Consistency in a distributed system is hard, it is even a limitation – everyone knows that one has to sacrifice a letter in CAP theorem to be have consistent distributed system: either it will not be 100% available or it will not tolerate partition split.
PAXOS algorithm is known to be a complex solution for consistency problem – it allows to have a consensus on multiple opinions, but algorithm is quite complex to implement. And it is very slow. Cassandra for instance caught bugs in its realization for several years (and probably still have it) and it used 6 round trips to converge for a single write.
But there are several simple optimization for PAXOS, the most interesting (and the fastest) is FAST PAXOS. Basically, this is a single master – multiple learners solution. It is very similar to Apache Zookeeper Atomic Broadcast (ZAB) protocol. Single master is a point of failure of course, but there are always leader selection algorithms which might or might not converge, and usually they do (this is a tricky place in plain PAXOS – it is easily possible that it will not converge on a single write round).
ZAB and FAST PAXOS work with the simple master server which handles all updates and serialize them according to own rules. Since there is no distribution consensus problem anymore, it can use 2-phase commit to force all learners to get update. It works, and it is the fastest consistency forcing algorithm, but yet there are 2 round trips.
Apache Bookkeeper decided to work that around. They decided, that 2-phase commit can be avoided and instead data is being written directly to multiple ‘bookies’ or replicas. And only by single writer (more on this below). Since there is no commit phase replica do not know whether its data was written to quorum of nodes or not, thus reader has to read data from multiple replicas to find out whether data it has received was actually written to majority of the nodes.
This ‘write once – read multiple’ case is a horrible performance killer in real storage devices. I do now know any of the real-life workloads where reader tolerates N-fold number of reads to get data. Maybe only log collection, but even they are being read *at least* once, which eats up any possible profit from this scheme.

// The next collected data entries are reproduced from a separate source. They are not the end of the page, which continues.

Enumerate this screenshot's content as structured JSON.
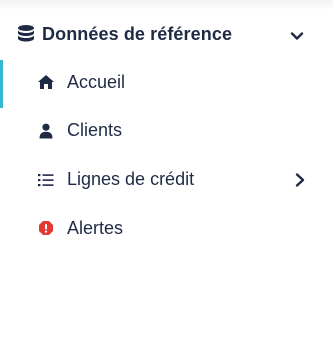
{
  "section": {
    "title": "Données de référence",
    "icon": "database-icon",
    "expand_icon": "chevron-down-icon"
  },
  "menu": {
    "items": [
      {
        "label": "Accueil",
        "icon": "home-icon",
        "active": true
      },
      {
        "label": "Clients",
        "icon": "user-icon",
        "active": false
      },
      {
        "label": "Lignes de crédit",
        "icon": "list-icon",
        "active": false,
        "has_submenu": true
      },
      {
        "label": "Alertes",
        "icon": "alert-octagon-icon",
        "active": false,
        "icon_color": "#e53935"
      }
    ]
  },
  "colors": {
    "text": "#1f2a44",
    "active_indicator": "#37b7d6",
    "alert": "#e53935"
  }
}
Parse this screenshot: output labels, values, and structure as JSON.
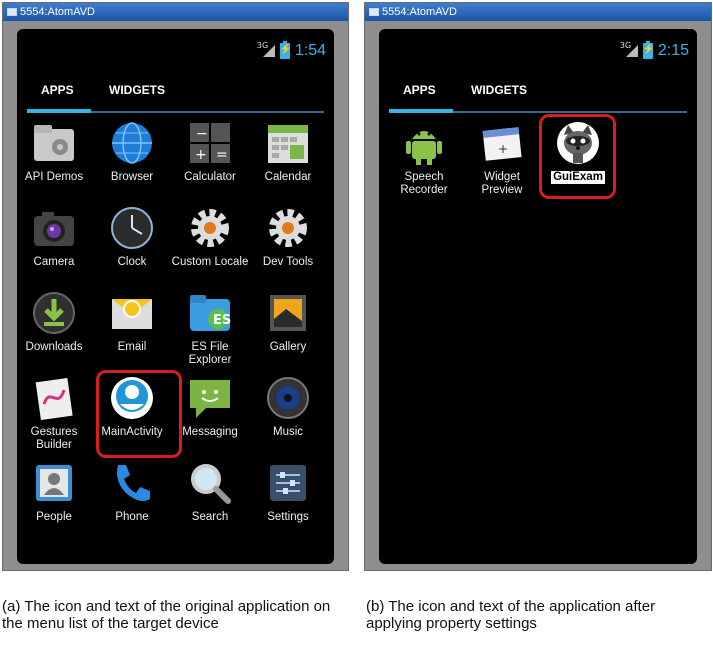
{
  "left_panel": {
    "window_title": "5554:AtomAVD",
    "status": {
      "network": "3G",
      "time": "1:54"
    },
    "tabs": [
      "APPS",
      "WIDGETS"
    ],
    "apps": [
      {
        "label": "API Demos",
        "icon": "folder-gear-icon"
      },
      {
        "label": "Browser",
        "icon": "globe-icon"
      },
      {
        "label": "Calculator",
        "icon": "calculator-icon"
      },
      {
        "label": "Calendar",
        "icon": "calendar-icon"
      },
      {
        "label": "Camera",
        "icon": "camera-icon"
      },
      {
        "label": "Clock",
        "icon": "clock-icon"
      },
      {
        "label": "Custom Locale",
        "icon": "gear-icon"
      },
      {
        "label": "Dev Tools",
        "icon": "gear-icon"
      },
      {
        "label": "Downloads",
        "icon": "download-icon"
      },
      {
        "label": "Email",
        "icon": "email-icon"
      },
      {
        "label": "ES File Explorer",
        "icon": "folder-icon"
      },
      {
        "label": "Gallery",
        "icon": "gallery-icon"
      },
      {
        "label": "Gestures Builder",
        "icon": "gestures-icon"
      },
      {
        "label": "MainActivity",
        "icon": "android-face-icon"
      },
      {
        "label": "Messaging",
        "icon": "message-icon"
      },
      {
        "label": "Music",
        "icon": "music-icon"
      },
      {
        "label": "People",
        "icon": "contacts-icon"
      },
      {
        "label": "Phone",
        "icon": "phone-icon"
      },
      {
        "label": "Search",
        "icon": "magnifier-icon"
      },
      {
        "label": "Settings",
        "icon": "settings-sliders-icon"
      }
    ]
  },
  "right_panel": {
    "window_title": "5554:AtomAVD",
    "status": {
      "network": "3G",
      "time": "2:15"
    },
    "tabs": [
      "APPS",
      "WIDGETS"
    ],
    "apps": [
      {
        "label": "Speech Recorder",
        "icon": "android-robot-icon"
      },
      {
        "label": "Widget Preview",
        "icon": "widget-preview-icon"
      },
      {
        "label": "GuiExam",
        "icon": "raccoon-icon"
      }
    ]
  },
  "captions": {
    "a": "(a) The icon and text of the original application on the menu list of the target device",
    "b": "(b) The icon and text of the application after applying property settings"
  },
  "colors": {
    "accent": "#33b5e5",
    "highlight": "#d91c1c",
    "screen_bg": "#000000"
  }
}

I created such scheme in Elliptics distributed storage – writer puts a timestamp for every record and if there are consistency issues (for example 2 writers updated the same key in different replica order), reader may use special API call which reads multiple replicas and compare timestamps – the newest data is being returned to the client.

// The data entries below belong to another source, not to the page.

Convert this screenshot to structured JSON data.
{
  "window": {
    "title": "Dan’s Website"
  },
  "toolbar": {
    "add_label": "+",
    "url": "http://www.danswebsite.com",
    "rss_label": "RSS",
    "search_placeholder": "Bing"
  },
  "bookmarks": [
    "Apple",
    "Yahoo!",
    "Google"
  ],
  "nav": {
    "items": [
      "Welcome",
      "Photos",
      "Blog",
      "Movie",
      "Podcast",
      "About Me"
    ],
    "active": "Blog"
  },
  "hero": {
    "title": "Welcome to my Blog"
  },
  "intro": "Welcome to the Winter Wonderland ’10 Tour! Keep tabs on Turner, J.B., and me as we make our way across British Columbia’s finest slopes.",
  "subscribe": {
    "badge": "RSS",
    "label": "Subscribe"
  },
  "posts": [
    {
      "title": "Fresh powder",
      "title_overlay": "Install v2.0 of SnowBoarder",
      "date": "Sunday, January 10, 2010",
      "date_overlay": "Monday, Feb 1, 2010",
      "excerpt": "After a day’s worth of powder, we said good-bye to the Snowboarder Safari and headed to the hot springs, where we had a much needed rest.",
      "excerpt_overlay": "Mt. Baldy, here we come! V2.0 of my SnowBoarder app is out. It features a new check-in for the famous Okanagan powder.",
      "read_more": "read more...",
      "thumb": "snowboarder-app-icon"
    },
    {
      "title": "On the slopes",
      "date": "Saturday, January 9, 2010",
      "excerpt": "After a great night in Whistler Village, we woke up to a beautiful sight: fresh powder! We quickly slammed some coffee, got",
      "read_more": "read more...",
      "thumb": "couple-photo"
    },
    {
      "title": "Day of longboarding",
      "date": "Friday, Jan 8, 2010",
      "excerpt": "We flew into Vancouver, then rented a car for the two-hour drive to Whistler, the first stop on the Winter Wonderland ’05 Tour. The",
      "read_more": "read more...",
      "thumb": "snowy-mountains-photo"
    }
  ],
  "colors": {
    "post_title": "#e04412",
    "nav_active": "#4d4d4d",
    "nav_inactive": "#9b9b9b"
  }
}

And when I tell you this doesn’t scale – it is true. This design forces distributed storage into a centralized entity for every read request. It can be acceptible for writes, but not reads.

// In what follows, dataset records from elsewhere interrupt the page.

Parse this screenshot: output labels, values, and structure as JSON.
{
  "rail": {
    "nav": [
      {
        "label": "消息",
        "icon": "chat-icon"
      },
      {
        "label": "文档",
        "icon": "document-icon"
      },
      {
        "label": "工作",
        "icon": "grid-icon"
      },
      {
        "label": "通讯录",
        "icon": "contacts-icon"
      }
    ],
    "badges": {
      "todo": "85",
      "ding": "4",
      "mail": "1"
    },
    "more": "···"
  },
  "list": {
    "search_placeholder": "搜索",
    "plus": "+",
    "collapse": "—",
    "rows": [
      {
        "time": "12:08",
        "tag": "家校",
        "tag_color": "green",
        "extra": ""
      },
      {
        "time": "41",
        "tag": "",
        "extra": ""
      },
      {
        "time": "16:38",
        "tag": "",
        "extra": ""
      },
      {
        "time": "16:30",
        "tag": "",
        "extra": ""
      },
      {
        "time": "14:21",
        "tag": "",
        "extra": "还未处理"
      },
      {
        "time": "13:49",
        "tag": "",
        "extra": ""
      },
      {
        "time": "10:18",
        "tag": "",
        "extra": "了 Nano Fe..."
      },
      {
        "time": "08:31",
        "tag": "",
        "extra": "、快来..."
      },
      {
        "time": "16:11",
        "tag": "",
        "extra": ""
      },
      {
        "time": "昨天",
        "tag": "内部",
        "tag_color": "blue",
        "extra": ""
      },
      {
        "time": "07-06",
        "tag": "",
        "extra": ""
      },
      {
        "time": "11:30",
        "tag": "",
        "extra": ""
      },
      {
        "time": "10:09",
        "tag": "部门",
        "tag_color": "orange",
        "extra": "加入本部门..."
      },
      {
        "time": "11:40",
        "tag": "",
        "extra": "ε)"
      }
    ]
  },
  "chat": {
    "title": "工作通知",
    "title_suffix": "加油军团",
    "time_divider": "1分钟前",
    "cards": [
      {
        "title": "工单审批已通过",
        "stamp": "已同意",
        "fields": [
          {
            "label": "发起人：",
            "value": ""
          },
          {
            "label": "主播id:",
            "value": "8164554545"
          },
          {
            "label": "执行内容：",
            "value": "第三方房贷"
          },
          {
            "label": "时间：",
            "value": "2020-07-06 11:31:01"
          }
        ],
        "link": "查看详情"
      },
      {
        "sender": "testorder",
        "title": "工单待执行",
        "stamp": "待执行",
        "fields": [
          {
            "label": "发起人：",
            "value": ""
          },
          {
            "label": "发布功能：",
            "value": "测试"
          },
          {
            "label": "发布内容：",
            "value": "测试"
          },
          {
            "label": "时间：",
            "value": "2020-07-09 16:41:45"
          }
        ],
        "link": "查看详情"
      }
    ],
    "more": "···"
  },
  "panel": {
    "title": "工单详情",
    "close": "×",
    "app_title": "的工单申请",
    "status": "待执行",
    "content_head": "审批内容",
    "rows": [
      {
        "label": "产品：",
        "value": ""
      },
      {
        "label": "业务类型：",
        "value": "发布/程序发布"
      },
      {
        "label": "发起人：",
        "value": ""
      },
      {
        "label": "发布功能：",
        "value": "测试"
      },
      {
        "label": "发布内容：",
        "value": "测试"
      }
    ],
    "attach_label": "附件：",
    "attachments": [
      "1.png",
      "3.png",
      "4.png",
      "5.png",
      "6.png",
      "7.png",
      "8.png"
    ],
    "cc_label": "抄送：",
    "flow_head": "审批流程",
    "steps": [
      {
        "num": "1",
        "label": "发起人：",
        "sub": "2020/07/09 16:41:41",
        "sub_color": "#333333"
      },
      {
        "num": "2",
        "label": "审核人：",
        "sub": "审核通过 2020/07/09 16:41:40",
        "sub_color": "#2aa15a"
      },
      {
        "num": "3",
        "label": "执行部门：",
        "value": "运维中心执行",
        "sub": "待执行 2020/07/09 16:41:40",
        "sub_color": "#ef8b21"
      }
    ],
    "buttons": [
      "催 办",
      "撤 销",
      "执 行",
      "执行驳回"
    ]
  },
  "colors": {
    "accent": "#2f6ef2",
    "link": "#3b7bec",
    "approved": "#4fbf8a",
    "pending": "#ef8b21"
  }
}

And here comes another issue – single writer. Apache Bookkeeper operates with single writer at a time. I do not know how they achieve that, maybe there is a master server, or there are unique node-specific IDs, which allow to serialize requests coming through different nodes, but yet it is a single writer solution.
Apache Bookkeeper traded single round trip (2-phase commit vs plain replica update) for N-fold increase in number of reads. I call this a very bad deal. Zookeeper has its issues (it has tons of them – Pinterest calls its Zookeeper clusters ‘single cluster of failure), but at least it has strong guarantees on its performance.